Hermetic Wiper perturbe le passage des réfugiés entre l'Ukraine et la Roumanie
Le site américain Venturebeat, spécialisé dans les informations sur les nouvelles technologies, rapporte que ces attaques ont déjà eu des conséquences. Il mentionne un exemple à la frontière entre l'Ukraine et la Roumanie qui a eu pour effet de ralentir le passage des réfugiés.
Précédent l’invasion russe en Ukraine, à la mi-janvier, d’après l’AFP, Microsoft avertissait déjà l’Ukraine que "la cyberattaque massive subie par les ministères et sites gouvernementaux ukrainiens pourrait rendre toute la structure informatique du gouvernement inopérable".
"Le logiciel malveillant (malware), qui ressemble à un rançongiciel, mais n'a pas de mécanisme de récupération de la rançon, vise à détruire et à rendre inopérables les sites visés, et non pas à récupérer une rançon", a déclaré le géant américain des logiciels dans un post sur son blog.

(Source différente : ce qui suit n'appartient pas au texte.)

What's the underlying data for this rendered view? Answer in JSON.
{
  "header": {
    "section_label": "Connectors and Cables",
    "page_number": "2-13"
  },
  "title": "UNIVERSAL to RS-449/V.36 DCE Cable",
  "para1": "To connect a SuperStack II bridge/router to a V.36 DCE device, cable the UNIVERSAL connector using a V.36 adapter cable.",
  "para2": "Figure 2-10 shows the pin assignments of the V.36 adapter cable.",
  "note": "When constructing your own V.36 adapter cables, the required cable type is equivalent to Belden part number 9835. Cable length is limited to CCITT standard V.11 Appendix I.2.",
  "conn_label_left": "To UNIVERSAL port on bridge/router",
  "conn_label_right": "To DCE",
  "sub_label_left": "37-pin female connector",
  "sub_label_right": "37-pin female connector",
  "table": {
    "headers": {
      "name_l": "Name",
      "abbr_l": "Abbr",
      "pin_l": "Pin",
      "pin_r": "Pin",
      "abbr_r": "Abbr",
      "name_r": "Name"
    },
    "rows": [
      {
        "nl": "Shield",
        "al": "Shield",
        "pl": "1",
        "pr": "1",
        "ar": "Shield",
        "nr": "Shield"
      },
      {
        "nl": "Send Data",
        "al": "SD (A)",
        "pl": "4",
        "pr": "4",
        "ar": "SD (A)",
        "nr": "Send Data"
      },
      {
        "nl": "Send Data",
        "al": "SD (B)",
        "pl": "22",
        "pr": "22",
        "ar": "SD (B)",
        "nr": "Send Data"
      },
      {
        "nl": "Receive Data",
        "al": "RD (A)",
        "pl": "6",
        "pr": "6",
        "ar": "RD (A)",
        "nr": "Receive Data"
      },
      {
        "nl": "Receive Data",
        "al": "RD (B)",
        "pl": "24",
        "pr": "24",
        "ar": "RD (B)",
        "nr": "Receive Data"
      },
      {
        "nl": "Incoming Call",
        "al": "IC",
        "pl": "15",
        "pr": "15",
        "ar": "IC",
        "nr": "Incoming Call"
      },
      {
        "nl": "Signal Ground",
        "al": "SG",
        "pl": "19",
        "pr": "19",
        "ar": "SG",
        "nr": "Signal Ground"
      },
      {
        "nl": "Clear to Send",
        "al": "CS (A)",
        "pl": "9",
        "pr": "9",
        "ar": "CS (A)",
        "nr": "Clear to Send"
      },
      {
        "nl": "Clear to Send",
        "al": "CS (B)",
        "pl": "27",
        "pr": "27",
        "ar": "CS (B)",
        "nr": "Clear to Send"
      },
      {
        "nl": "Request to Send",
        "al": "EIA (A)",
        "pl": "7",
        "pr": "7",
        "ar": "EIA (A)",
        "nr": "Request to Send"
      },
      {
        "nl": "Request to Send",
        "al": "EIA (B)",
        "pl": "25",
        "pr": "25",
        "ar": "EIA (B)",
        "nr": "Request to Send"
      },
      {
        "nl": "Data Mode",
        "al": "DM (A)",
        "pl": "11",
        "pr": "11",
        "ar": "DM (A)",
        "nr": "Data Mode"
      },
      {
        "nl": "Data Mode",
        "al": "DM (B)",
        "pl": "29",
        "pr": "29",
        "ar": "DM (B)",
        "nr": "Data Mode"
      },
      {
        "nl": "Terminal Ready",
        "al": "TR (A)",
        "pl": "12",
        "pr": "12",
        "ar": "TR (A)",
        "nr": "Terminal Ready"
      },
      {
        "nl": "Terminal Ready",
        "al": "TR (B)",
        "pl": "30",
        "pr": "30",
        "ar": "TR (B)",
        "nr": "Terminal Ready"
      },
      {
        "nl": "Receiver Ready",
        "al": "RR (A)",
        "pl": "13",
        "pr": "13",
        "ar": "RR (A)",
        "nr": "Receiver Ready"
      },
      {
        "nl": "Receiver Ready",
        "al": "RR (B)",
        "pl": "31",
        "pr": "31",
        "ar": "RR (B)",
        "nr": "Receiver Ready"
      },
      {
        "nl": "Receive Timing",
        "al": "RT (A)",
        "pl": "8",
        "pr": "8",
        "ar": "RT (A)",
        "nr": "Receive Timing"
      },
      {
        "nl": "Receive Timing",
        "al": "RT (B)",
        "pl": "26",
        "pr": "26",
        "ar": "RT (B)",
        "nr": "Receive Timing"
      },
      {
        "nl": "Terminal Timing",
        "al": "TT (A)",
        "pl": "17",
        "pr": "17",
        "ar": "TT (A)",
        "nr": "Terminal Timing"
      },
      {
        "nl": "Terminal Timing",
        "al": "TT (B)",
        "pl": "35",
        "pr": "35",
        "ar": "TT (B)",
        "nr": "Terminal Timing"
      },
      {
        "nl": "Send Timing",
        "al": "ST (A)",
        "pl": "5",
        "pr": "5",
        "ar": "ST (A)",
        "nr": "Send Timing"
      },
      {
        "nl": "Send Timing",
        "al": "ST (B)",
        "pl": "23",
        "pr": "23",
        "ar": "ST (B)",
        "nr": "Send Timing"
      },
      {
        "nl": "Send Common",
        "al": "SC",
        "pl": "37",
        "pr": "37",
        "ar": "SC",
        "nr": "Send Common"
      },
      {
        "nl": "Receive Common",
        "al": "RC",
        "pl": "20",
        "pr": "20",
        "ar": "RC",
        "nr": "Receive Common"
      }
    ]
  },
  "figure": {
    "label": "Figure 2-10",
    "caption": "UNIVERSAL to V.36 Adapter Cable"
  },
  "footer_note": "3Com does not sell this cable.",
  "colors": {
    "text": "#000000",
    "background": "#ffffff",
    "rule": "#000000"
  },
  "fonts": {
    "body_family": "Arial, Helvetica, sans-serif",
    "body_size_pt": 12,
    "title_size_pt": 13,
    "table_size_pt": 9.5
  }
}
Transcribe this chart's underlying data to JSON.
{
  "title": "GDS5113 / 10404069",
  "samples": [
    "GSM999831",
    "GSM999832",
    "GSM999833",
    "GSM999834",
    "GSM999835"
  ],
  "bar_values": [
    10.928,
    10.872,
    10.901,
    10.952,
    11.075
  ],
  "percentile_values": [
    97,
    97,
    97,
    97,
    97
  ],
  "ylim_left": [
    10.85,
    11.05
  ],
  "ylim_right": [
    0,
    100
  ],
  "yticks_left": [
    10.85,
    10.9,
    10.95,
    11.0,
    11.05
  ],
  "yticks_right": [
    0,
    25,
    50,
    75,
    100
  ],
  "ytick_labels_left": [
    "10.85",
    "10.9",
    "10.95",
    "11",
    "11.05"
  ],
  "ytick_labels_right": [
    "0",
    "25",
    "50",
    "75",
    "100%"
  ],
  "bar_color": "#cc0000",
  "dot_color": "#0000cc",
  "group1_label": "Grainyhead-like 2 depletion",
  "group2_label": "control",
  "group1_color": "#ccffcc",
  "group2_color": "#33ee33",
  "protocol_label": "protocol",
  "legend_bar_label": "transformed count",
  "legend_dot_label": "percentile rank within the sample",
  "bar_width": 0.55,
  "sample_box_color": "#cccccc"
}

De plus, l'attaque semble avoir visé plus d'organismes qu'on ne le pensait initialement, selon Microsoft. "Nous avons trouvé ce logiciel malveillant sur des dizaines de systèmes appartenant au gouvernement, mais aussi à des ONG et à des organisations d'informations technologiques, toutes basées en Ukraine. À ce stade, nous ne pouvons dire quel est le cycle opérationnel de cette attaque, ni combien d'autres organisations peuvent en être victimes", a ajouté la compagnie.
Sur son site internet, le "cyber peace institute", une "organisation non gouvernementale indépendante et neutre dont la mission est de garantir les droits des personnes à la sécurité, à la dignité et à l'équité dans le cyberespace", basée en Suisse, a mis en ligne des informations sur la chronologie des cyber-attaques sur l'Ukraine.
L'agence chargée de la sécurité informatique française, l'ANSSI, a souligné "qu'aucune cybermenace visant les organisations françaises en lien avec les récents événements n'a pour l'instant été détectée", mais a précisé suivre "la situation de près".